In Royall's case, he bought part of the estate of his mother and father-in-law, Ann and William Harris. He then proceeded to buy land adjoining his property, to make one large tract that totalled roughly 155 acres. Royall later sold the entire tract to his son-in-law, Joshua Spain.
Here is a rough summary of each deed, providing the year, parties involved, the number of acres and the body of water upon which they were located. I did not include the names of neighbors in this example but you should jot those down as well.
- 1821, Harris to Spain, 57 acres on Butcher's Creek
- 1826, Norment to Spain, adjoining Spain, 66 acres on Middle Bluestone Creek
- 1827, Harris to Spain, adjoining Spain, 31 acres on Middle Bluestone Creek
- 1866, Spain to Spain, half of 155 acre tract where he now lives
- 1870, Spain to Spain, remainder of 155 acre tract where he now lives
Seeing that Royall lived on the land between 1821 and 1870, I can look at census records and get the names of his neighbors in at least 1850, 1860 and 1870. Those might come in handy later...
The next step is a bit tougher but you need to find a good map of the county in question, made near the time of the deed transactions. In this case, I know that Gilmer maps exist for Mecklenburg during the Civil War period. The Virginia Historical Society and the Library of Virginia both have copies to review. You cannot copy the ones at the Library of Virginia but the Virginia Historical Society offers copies for sale at their facility. (You should read an earlier article I wrote on the Gilmer maps....here!)
Using the creek names and the names of neighbors I picked off of the 1860 census, 1870 census and the actual deeds, I find that there is a Spain farm named right on the map. There are lots of Spain farms throughout the county but I can pretty much rest assured that the one in question is the Royall Spain farm. There are other family names as neighbors, including Lawson and Harris. If you recall, the Spain farm was part of the larger Harris farm. Royall's daughter also intermarried with the Lawson family. Add to that the proximity to Butcher's and Middle Bluestone Creeks and I have a preponderance of evidence here to prove that this is the farm I am looking for!
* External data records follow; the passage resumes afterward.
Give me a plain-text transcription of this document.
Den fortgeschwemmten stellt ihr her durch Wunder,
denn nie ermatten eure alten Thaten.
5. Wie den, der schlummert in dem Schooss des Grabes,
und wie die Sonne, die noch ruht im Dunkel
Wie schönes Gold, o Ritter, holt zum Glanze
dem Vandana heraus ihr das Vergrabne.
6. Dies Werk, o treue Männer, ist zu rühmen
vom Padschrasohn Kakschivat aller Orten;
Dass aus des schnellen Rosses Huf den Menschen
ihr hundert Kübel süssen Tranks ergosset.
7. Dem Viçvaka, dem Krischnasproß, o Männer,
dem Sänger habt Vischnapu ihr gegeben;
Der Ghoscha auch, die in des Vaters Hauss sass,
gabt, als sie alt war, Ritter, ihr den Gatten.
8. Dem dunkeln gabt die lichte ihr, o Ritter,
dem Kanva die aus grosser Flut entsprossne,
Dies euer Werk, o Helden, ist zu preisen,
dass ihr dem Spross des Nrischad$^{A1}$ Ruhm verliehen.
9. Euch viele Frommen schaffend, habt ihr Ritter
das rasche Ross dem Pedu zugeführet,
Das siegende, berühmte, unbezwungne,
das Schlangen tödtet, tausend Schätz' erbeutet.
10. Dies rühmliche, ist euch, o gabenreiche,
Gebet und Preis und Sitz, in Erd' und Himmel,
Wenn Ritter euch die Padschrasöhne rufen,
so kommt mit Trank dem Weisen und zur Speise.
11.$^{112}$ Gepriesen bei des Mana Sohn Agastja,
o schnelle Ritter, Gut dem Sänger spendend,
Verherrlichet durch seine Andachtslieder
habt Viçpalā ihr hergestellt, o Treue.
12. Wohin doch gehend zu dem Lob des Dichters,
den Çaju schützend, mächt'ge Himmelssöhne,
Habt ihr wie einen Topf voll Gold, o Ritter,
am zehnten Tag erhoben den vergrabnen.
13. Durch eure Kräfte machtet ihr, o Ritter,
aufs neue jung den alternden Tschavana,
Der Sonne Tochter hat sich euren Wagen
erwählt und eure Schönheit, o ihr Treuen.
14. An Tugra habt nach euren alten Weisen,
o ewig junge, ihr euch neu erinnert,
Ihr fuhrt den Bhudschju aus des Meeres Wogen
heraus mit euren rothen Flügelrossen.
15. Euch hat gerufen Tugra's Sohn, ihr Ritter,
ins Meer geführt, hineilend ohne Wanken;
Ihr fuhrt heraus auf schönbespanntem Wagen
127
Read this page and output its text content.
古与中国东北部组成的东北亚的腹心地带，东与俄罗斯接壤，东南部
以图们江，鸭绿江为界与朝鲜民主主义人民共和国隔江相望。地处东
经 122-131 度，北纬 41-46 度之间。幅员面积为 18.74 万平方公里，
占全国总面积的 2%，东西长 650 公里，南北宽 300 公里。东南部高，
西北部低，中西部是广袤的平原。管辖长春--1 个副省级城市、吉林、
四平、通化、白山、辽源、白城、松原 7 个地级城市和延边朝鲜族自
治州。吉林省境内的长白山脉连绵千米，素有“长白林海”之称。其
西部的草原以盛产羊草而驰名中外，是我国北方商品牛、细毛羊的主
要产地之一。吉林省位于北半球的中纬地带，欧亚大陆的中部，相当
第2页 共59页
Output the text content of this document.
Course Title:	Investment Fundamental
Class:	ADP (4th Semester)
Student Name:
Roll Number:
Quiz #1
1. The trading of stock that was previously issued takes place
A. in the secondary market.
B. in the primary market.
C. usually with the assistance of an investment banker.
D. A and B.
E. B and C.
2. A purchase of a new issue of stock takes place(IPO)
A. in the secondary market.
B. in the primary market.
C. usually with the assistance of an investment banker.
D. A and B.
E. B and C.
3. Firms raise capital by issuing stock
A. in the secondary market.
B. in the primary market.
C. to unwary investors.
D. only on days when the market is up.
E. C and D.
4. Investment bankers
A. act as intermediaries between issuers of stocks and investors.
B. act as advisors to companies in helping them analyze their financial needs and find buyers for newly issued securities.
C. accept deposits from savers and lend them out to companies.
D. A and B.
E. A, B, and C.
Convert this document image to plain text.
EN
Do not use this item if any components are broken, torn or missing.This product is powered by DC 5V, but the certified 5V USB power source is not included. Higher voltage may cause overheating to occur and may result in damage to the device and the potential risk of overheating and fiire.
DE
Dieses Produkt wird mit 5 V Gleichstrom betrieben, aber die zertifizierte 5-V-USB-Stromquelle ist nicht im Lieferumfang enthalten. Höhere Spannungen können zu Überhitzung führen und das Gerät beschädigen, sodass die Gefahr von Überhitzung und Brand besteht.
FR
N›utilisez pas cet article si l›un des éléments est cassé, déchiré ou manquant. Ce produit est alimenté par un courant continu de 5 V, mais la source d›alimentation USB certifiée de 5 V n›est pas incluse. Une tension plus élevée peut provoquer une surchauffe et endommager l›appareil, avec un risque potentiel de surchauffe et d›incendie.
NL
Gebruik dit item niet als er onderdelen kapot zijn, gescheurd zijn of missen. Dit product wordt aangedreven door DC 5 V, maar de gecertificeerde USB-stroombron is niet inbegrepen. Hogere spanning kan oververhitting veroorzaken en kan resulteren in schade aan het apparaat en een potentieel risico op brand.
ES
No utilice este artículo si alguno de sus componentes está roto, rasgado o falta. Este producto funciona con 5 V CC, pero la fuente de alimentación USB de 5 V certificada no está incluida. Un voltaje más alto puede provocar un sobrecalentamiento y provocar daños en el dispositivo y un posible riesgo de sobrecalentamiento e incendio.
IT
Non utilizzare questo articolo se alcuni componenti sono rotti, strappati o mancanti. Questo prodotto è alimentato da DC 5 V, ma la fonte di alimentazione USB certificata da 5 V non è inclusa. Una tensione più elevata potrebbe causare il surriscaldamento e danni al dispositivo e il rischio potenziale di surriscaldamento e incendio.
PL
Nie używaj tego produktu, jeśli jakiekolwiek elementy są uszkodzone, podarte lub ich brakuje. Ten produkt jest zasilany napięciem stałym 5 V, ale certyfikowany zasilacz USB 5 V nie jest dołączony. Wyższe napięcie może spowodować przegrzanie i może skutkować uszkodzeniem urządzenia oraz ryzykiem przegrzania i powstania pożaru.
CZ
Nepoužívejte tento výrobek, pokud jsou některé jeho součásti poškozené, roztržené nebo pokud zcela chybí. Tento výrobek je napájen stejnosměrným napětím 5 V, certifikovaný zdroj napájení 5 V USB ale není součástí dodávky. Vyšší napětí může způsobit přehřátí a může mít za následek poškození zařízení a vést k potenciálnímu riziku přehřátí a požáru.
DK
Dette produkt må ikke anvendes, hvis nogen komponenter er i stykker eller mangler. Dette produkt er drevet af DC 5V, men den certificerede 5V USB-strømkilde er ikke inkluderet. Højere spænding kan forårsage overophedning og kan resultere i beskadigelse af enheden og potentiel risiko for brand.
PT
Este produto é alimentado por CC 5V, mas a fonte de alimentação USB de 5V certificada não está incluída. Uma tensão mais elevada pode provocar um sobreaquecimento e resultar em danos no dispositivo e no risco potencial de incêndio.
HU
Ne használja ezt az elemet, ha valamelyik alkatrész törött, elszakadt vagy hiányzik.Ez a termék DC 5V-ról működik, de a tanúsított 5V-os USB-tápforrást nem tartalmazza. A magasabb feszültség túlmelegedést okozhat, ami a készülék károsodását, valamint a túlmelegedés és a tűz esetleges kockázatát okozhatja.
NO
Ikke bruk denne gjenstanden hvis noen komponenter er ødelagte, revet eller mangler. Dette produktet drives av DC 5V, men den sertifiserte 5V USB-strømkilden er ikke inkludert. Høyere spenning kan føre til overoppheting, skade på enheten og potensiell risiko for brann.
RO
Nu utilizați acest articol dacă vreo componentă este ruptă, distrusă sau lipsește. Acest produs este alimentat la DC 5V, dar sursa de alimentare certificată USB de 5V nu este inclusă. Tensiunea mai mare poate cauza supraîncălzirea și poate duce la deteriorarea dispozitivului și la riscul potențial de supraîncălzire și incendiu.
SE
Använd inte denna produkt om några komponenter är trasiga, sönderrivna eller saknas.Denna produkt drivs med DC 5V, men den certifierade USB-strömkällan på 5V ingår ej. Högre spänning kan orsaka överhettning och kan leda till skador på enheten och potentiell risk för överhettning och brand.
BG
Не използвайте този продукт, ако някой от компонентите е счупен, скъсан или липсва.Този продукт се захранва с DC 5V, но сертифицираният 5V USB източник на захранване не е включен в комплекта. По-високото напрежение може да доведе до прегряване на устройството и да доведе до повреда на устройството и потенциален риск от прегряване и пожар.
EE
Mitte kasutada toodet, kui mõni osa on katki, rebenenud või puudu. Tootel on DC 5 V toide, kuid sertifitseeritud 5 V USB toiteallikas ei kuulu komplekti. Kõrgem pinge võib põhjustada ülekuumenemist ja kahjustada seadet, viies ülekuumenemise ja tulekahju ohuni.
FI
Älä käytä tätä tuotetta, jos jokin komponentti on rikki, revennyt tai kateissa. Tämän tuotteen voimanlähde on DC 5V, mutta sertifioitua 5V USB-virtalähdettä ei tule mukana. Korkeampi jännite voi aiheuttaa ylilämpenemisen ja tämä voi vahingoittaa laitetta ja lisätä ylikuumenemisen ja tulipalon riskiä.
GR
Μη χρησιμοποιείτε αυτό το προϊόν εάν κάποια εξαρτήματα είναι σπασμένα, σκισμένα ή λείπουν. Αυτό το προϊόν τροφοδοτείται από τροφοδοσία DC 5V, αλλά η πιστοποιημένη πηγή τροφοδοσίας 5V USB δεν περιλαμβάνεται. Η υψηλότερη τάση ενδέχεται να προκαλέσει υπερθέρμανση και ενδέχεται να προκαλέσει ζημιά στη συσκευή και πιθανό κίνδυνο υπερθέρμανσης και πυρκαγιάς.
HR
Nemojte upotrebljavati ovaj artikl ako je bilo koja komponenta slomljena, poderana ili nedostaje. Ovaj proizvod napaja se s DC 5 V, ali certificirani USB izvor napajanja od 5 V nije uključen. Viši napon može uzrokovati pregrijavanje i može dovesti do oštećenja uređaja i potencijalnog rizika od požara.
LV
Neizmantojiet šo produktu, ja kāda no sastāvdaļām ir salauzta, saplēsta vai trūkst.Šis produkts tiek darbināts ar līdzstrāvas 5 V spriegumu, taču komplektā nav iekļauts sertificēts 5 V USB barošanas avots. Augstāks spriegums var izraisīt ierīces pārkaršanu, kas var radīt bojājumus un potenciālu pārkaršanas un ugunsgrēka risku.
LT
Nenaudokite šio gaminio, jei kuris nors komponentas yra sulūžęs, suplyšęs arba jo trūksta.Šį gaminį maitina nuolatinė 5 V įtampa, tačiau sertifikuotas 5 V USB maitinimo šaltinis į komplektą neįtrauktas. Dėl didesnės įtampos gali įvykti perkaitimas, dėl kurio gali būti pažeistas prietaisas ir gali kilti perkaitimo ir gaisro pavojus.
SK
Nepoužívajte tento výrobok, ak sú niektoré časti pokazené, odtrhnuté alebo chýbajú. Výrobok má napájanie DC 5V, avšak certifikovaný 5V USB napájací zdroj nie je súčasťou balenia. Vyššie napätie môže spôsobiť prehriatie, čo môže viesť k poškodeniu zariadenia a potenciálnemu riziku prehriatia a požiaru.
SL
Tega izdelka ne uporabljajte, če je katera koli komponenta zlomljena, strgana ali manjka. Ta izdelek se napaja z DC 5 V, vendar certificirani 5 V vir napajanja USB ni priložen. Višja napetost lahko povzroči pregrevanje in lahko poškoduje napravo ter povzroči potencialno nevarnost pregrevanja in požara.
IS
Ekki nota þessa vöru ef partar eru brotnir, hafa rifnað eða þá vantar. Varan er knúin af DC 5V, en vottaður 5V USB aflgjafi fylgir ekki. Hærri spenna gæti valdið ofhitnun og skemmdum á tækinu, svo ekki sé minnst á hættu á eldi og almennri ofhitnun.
It is great to find the farm on an 1860s map but that does not help me much today. A lot of the roads and landmarks have changed so I need to turn the old map into a new one. I do this using Google Earth or Microsoft Virtual Earth. I used Google Earth to find a modern satellite photo of the area with the roads and churches called out. I saved it to my computer and went to work.
I opened the satellite photo, along with a scan of the 1860s map, in Photoshop and shrunk the Google map until it was roughly the same scale as the 1860s map. I then changed the transparency of 1860s map and laid it on top of the modern image. It took a little adjusting but I had New Hope Baptist Church and two roads as fixed points on both maps. After about five minutes of fine-tuning the scale and transparency, I came up with one image that merged the old and new maps into what I would call...perfection.
Just look at the way the old farms fit perfectly within the modern tree lines. Look at the Harris, Spain and Lawson farms. You can tell that they fit within the boundaries of the woods like a glove! I was impressed myself over how well this turned out.
I now know that the Royall Spain farm was located near the intersection of modern-day New Hope and Skipwith Roads , specifically 36°43'58.74"N, 78°29'31.68"W. I have not gone down to the site to check for an old home or cemetery but I will eventually, powered by the knowledge of knowing where to look.
I realize that a lot of pieces fell into place in my example but it took more effort than I make it sound like. I had to go find the deeds and the maps. I had to do census research and a good bit of photo-editing. I make it sound easy but I admit that this type of research can be quite challenging. It might seem a daunting task to find the home of an ancestor that lived over 100 years ago but it is possible. When you do find it, with all of this work behind you, the reward is all the more sweet as opposed to someone just telling you where it was!